Entrevistas

Toda Música Sacra é Religiosa, Mas Nem Toda Música Religiosa é Sacra

Entrevista com Rolando de Nassau

O carioca de 82 anos Roberto Torres Hollanda, mais conhecido pelo pseudônimo Rolando de Nassau, é crítico musical d’O Jornal Batista desde dezembro de 1951, quando tinha acabado de completar seu 22º aniversário. Formado em Direito e Administração, casado, duas filhas, Hollanda tem três livros publicados: Introdução à Música Sacra (1957), Nassau – dicionário de música evangélica (1994) e Bach – vida e obra sacra, além da tradução de La Prière d’après lês Cathechismes de La Reformation, de Karl Barth. É crente em Jesus há 70 anos, desde a adolescência, quando ouviu um sermão pregado por uma mulher. Ele entende que um dos pontos negativos da atual produção hinódica é “a insuficiência de hinos que levem o pecador ao arrependimento, à confissão e santificação”.

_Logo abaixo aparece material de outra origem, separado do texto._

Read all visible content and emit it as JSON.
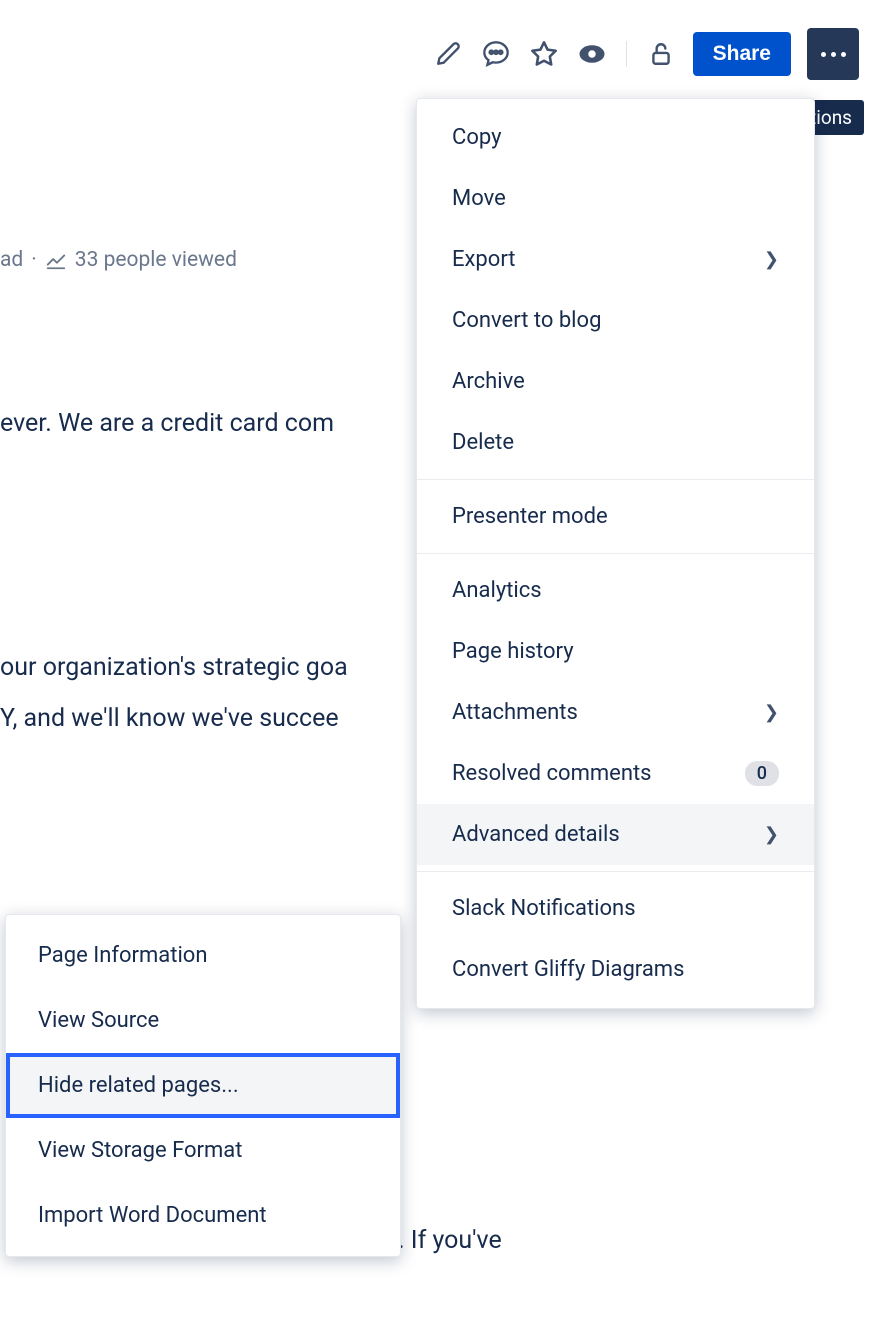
{
  "toolbar": {
    "share_label": "Share"
  },
  "tooltip": {
    "more_actions": "More actions"
  },
  "meta": {
    "partial_word": "ad",
    "dot": "·",
    "views": "33 people viewed"
  },
  "body": {
    "line1": "ever. We are a credit card com",
    "line2": "our organization's strategic goa",
    "line3": "Y, and we'll know we've succee",
    "line4": ". If you've"
  },
  "main_menu": {
    "copy": "Copy",
    "move": "Move",
    "export": "Export",
    "convert_blog": "Convert to blog",
    "archive": "Archive",
    "delete": "Delete",
    "presenter": "Presenter mode",
    "analytics": "Analytics",
    "page_history": "Page history",
    "attachments": "Attachments",
    "resolved_comments": "Resolved comments",
    "resolved_count": "0",
    "advanced_details": "Advanced details",
    "slack": "Slack Notifications",
    "convert_gliffy": "Convert Gliffy Diagrams"
  },
  "sub_menu": {
    "page_info": "Page Information",
    "view_source": "View Source",
    "hide_related": "Hide related pages...",
    "view_storage": "View Storage Format",
    "import_word": "Import Word Document"
  }
}
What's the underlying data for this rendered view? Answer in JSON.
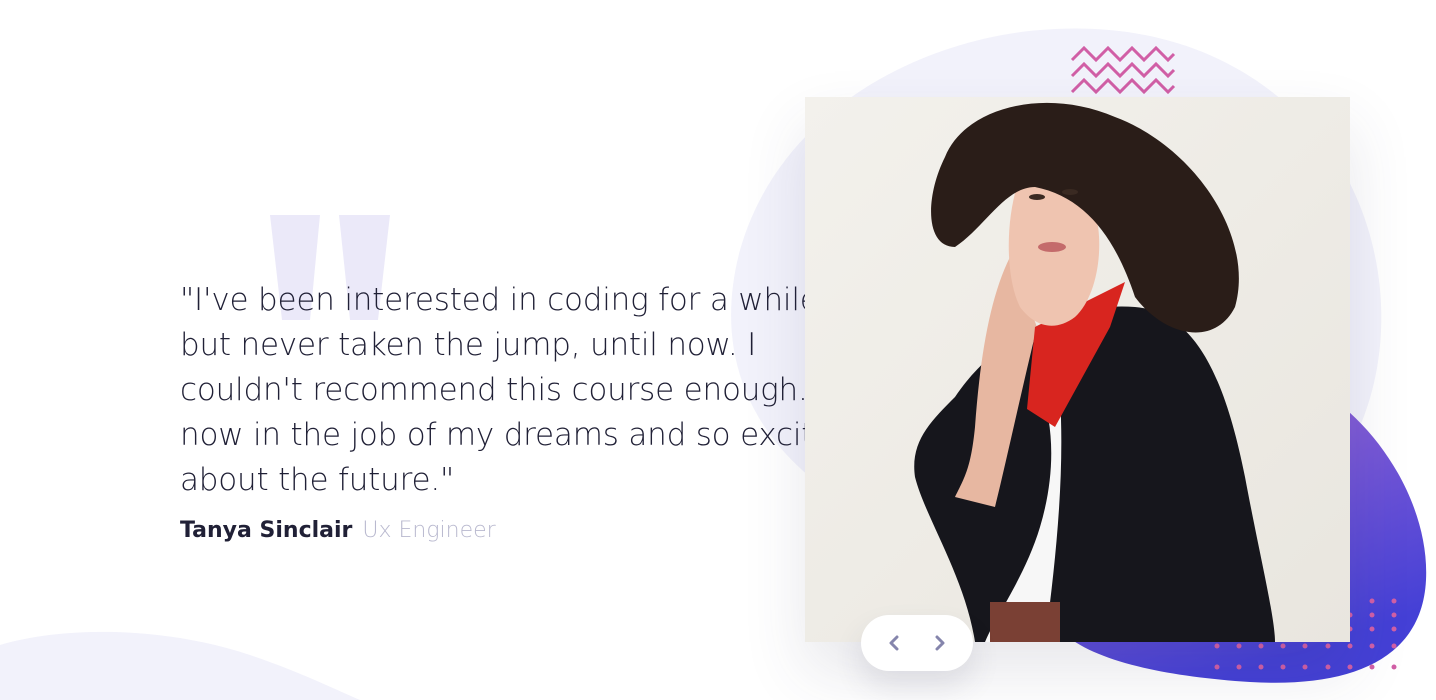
{
  "testimonial": {
    "quote": "\"I've been interested in coding for a while but never taken the jump, until now. I couldn't recommend this course enough. I'm now in the job of my dreams and so excited about the future.\"",
    "author_name": "Tanya Sinclair",
    "author_role": "Ux Engineer"
  },
  "photo": {
    "subject": "portrait of a woman with curly hair, black coat and red scarf"
  },
  "nav": {
    "prev_icon": "chevron-left-icon",
    "next_icon": "chevron-right-icon"
  },
  "colors": {
    "text": "#202036",
    "muted": "#b9b9cf",
    "blob_light": "#f2f2fb",
    "quote_mark": "#ebe9f9",
    "purple_gradient_start": "#9f6ad6",
    "purple_gradient_end": "#3f3fd6",
    "accent_pink": "#d15fa6",
    "nav_icon": "#8585ac"
  }
}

Que nome o senhor daria aos cânticos que mais se cantam hoje, antigamente chamados de “corinhos”?

Usamos a expressão “música cristã popular” para designar os cânticos não estabelecidos pelas normas litúrgicas ou práticas de culto das igrejas (católicas, ortodoxas, protestantes, evangélicas, pentecostais e neopentecostais) e de suas comunidades locais. Por não serem litúrgicos, são livremente entoados nos lares, nos templos e nos logradouros públicos e difundidos pelo rádio, televisão e internet. Pertencem à música de entretenimento. Nos primórdios do meu ofício de crítico musical, suscitei uma reação à má qualidade dos corinhos. Foi uma das minhas poucas iniciativas que surtiram um efeito duradouro. Na década de 50, os corinhos apresentavam erros gramaticais, textos com argumentação raquítica e melodias com apelo popularesco. Eram bisonhas imitações dos cânticos da comunidade católica de Taizé (França). No decorrer de quatro décadas, foram aprimorados. Inicialmente importados, exigiam traduções, nem sempre fiéis às letras originais. Esses cânticos procederam, na década de 70, do movimento Praise and Worship (Louvor e Adoração). Não somente a música, mas também o culto deveria ser “contemporâneo”. Na década de 90, surgiram nas igrejas as “equipes de louvor”. Esse movimento carismático evangélico, inspirado por uma teologia pentecostal, era fortemente apoiado por gravadoras, editoras, emissoras de rádio e televisão, e eficientemente divulgado pela Hilsong e pela Vineyard. Esse tipo de “música cristã popular” reflete o individualismo do cultuante, mesmo quando ele se encontra em um contexto social (a igreja), e cria uma atmosfera de euforia, ainda que ele seja um pecador precisando de confissão, arrependimento e santificação.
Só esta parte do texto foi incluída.